Nareeporn Vachananda’s Konstantinos Tsetsonis

Nareeporn Vachananda’s Konstantinos Tsetsonis

Nareeporn Vachananda’s choreographic development is striking not only because of various performance opportunities—Dancehouse’s open seasons, Great Escapes (1998-9), curator/performer Stephanie Glickman’s Focus 4 (2002), but also from initiating her own, small-scale program of works–in-development: the Inspiration Series 1 and 2 (2003). This series showed her solo work-in-progress Opposite My House Is a Funeral Parlour and studies by Ashley May Mariani (Program) and Ilan Abrahams (Ritual For ReInhabitation). Vachananda has a slight, thin form, which she employs with considerable grace and poise in performance. She worked with the Grotowski-inspired dance-maker Tony Yap in director Michael Kantor’s production of Meat Party (2000).
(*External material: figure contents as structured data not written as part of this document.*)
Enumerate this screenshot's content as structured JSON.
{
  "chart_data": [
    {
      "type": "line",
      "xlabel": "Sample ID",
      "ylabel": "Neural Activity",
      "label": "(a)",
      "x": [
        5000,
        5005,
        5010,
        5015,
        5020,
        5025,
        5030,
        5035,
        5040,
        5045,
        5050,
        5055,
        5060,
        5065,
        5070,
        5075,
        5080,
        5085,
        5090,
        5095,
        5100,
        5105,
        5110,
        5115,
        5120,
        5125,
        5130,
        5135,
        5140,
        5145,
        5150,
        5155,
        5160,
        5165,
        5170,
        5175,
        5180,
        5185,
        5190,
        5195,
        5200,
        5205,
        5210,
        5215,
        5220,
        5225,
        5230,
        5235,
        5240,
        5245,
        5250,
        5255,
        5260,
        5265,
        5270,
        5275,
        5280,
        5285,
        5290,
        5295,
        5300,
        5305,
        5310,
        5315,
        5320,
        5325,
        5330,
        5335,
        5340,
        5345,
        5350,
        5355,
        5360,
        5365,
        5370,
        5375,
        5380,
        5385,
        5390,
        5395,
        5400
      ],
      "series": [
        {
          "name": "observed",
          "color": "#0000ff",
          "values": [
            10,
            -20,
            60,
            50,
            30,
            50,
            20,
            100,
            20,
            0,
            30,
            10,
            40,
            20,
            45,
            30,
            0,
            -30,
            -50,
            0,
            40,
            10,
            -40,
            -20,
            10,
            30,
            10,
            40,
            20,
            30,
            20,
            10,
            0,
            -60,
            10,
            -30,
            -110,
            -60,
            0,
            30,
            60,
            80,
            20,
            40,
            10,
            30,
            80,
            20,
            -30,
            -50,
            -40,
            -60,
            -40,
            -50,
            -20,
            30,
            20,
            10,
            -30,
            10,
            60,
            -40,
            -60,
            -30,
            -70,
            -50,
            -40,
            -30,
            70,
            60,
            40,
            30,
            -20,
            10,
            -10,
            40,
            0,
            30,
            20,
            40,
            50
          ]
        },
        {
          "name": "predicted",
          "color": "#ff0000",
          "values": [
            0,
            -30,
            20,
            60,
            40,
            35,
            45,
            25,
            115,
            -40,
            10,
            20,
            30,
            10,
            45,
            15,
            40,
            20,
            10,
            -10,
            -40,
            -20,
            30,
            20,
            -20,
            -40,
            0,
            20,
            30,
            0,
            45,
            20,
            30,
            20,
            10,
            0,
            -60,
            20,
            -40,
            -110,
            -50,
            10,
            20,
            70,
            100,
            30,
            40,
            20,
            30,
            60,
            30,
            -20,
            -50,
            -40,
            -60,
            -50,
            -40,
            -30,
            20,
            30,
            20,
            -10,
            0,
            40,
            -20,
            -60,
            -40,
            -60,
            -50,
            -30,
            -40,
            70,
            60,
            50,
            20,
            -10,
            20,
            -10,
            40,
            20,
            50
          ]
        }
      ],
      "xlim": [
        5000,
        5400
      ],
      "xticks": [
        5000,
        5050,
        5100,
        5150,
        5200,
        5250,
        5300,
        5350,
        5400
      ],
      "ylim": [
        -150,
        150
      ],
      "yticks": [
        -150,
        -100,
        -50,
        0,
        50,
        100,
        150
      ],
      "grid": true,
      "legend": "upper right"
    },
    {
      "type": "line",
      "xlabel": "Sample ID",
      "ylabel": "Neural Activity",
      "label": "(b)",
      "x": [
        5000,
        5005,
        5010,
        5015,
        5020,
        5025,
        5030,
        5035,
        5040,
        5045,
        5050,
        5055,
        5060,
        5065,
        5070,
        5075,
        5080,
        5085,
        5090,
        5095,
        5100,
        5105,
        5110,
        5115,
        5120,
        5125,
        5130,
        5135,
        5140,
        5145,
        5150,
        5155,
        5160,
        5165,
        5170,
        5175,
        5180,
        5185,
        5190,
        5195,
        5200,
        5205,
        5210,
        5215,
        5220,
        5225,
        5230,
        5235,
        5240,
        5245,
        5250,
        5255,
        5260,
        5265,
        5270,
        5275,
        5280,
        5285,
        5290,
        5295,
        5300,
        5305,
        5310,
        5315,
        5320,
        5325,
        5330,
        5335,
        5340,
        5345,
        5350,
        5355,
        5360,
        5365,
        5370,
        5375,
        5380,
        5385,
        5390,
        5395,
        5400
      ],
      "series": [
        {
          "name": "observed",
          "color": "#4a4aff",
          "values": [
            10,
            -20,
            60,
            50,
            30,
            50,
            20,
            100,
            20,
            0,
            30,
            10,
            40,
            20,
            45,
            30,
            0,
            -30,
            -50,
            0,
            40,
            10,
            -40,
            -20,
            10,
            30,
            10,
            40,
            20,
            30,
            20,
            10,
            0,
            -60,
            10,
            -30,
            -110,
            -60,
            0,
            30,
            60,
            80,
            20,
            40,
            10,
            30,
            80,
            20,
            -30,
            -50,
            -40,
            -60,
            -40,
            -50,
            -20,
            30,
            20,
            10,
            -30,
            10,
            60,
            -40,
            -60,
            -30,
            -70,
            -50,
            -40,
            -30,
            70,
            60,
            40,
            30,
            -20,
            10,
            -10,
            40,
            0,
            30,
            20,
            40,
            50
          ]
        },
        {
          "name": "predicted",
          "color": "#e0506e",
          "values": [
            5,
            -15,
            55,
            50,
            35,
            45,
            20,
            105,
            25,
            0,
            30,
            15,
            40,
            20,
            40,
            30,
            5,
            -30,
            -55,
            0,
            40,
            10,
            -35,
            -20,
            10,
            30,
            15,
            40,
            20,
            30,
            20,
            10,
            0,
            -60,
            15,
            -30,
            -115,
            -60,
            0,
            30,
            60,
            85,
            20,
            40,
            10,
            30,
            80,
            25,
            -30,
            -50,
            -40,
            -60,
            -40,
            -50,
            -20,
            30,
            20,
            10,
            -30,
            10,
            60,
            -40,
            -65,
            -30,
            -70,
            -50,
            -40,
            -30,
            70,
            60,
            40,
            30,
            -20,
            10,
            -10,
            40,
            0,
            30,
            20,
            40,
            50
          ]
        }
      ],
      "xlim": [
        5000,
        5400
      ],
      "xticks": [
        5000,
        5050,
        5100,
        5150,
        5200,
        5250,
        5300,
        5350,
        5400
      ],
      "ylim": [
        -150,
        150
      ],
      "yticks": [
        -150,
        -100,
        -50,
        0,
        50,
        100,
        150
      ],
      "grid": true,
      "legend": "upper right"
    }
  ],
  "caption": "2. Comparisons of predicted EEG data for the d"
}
Yap’s often violently ecstatic technique has imparted a radical darkness and ambiguity to Vachananda’s choreography, distancing it from Western cliches of grace in the female Eastern dancer and rearticulating those qualities already embedded within Vachananda’s movement and physique, into a more progressive, avant-garde context. Vachananda’s current project is an ambivalent study of the twisted psychokinesis generated by the meditation of the individual on death and absolute negativity and how this can act in some contexts as a positive journey with an uncertain and potentially revelatory significance for the living subject. The Inspiration showings indicate that Vachananda’s solo is already an arrestingly layered, minimalist work; a style she seems likely to continue to investigate, building on her formalistic study mounted within Focus 4.